Today’s result was also a nice step forward for Hoppel after he was upset in his last 800 at the New Balance Indoor Grand Prix. Only two Americans (Brazier and Hoppel) have ever broken 1:45 indoors, and while Hoppel didn’t do that today, running 1:45.30 with a big close is a great performance. Even though Harris was mowing down the field behind Hoppel on the last lap, Hoppel still closed faster than Harris over the final 200 (26.46 to 26.90). A medal at World Indoors won’t be easy, but Hoppel will have as good a shot as anyone in the field.

Quick Take: Isaiah Harris is heading back to Worlds for the first time in almost five years

Harris made his first US team in 2017 as a 20-year-old sophomore at Penn State, but it took him almost five years to make his next one. Though Harris hasn’t PR’d outdoors since 2018 (1:44.42), he hasn’t been running poorly. He just happens to be running the 800 at one of the deepest times ever for the event in the US: Brazier is the reigning world champ, Clayton Murphy is a 1:42 guy and an Olympic bronze medalist, and Hoppel was 4th at the last Worlds. It’s hard to make teams in the US.

Harris switched to the Brooks Beasts this year and the transition is going well.

Quick Take: Colin Schultz was one of the surprises of the meet

If you had heard the name Colin Schultz before the weekend, it’s likely because of a project the Flagstaff-based photographer/videographer has worked on (he produced behind-the-scenes content for Molly Seidel at the NYC Marathon and NAU at the 2021 NCAA XC champs).

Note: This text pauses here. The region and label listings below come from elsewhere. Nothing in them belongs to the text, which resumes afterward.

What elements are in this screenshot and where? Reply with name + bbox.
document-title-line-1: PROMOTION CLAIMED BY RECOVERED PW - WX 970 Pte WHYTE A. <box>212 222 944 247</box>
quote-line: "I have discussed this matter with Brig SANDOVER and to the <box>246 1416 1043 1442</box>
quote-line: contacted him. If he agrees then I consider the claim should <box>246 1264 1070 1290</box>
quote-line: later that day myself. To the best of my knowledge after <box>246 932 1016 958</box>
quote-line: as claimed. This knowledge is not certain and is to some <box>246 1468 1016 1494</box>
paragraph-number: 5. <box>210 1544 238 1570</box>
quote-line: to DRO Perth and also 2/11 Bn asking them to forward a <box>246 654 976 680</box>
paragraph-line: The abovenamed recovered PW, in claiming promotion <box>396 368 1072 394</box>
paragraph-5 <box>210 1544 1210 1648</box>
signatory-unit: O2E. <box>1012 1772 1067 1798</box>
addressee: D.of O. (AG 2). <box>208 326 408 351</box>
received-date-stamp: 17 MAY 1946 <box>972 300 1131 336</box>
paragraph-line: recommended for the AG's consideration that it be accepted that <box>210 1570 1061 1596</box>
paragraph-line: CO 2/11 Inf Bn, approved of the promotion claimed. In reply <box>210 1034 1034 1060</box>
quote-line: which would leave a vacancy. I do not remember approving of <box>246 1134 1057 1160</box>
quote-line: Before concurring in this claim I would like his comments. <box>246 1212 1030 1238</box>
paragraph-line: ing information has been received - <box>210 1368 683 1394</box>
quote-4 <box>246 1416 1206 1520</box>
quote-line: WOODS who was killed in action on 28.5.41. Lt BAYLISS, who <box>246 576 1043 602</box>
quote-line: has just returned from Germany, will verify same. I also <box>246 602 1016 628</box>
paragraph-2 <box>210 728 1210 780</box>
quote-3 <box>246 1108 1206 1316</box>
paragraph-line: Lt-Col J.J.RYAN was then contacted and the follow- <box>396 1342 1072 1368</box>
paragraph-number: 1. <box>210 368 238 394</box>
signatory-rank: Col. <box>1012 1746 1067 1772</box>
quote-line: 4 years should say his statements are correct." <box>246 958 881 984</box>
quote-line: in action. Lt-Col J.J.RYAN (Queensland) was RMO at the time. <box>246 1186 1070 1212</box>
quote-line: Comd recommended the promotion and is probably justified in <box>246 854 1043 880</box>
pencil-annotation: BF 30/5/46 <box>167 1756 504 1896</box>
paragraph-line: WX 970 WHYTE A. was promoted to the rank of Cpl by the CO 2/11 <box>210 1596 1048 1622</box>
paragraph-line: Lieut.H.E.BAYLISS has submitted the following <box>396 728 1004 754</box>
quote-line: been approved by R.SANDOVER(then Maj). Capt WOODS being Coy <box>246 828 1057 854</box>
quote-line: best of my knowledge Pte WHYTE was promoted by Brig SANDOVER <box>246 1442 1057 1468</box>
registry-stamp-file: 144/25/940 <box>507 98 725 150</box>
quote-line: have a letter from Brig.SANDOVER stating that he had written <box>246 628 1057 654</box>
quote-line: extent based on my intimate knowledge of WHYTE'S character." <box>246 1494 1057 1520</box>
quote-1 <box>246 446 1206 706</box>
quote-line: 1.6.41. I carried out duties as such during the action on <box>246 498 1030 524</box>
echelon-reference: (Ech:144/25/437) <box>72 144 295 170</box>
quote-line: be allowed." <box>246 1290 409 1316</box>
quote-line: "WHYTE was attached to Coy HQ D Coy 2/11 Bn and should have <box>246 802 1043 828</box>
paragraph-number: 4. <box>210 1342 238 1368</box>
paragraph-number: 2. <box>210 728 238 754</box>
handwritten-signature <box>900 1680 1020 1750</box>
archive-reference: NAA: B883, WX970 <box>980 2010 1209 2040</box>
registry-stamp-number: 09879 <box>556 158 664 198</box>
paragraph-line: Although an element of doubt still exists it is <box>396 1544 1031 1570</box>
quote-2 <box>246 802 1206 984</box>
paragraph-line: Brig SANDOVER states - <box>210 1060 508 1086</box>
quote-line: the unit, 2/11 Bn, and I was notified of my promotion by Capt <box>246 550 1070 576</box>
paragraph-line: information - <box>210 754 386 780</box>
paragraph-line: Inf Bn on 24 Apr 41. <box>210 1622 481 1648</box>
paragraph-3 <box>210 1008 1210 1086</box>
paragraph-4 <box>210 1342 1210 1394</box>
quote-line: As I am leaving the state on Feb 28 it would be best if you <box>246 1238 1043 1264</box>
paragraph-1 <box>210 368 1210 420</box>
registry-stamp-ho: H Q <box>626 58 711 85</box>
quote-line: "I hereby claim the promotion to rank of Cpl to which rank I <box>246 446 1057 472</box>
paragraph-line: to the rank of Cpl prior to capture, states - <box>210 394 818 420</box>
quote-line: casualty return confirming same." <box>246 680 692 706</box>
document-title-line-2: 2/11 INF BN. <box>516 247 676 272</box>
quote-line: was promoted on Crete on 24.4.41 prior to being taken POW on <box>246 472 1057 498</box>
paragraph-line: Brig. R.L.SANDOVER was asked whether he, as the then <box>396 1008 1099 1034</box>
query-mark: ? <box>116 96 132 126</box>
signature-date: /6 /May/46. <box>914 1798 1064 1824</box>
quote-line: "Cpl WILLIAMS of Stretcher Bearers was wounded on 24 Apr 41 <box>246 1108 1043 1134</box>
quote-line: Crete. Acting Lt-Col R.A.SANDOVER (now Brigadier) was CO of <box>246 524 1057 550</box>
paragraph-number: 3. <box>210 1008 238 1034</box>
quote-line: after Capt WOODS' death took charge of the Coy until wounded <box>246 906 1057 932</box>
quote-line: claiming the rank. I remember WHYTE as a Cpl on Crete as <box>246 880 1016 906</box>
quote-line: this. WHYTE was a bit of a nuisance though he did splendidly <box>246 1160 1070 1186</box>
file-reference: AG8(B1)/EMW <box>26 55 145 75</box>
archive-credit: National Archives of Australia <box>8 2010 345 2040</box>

On the side, Schultz trains under NAU assistant Jarred Cornfield as a member of Run Team Flagstaff. Turns out, he’s a pretty good runner as he finished fourth today in 1:46.90, his second pb in two days (he ran 1:47.38 in the prelims). That’s pretty remarkable considering Schultz’s pb coming in was just 1:48.96 and he hadn’t run the 800 since 2018 (he was focusing on the 1500 last year and ran 8 1500/miles between 3:40-3:45 for 1500m). But he managed to qualify for USAs with a 2:21.92 1000m and took advantage of the fast first heat yesterday to nab a time qualifier for the final. Now he’s fourth in the country.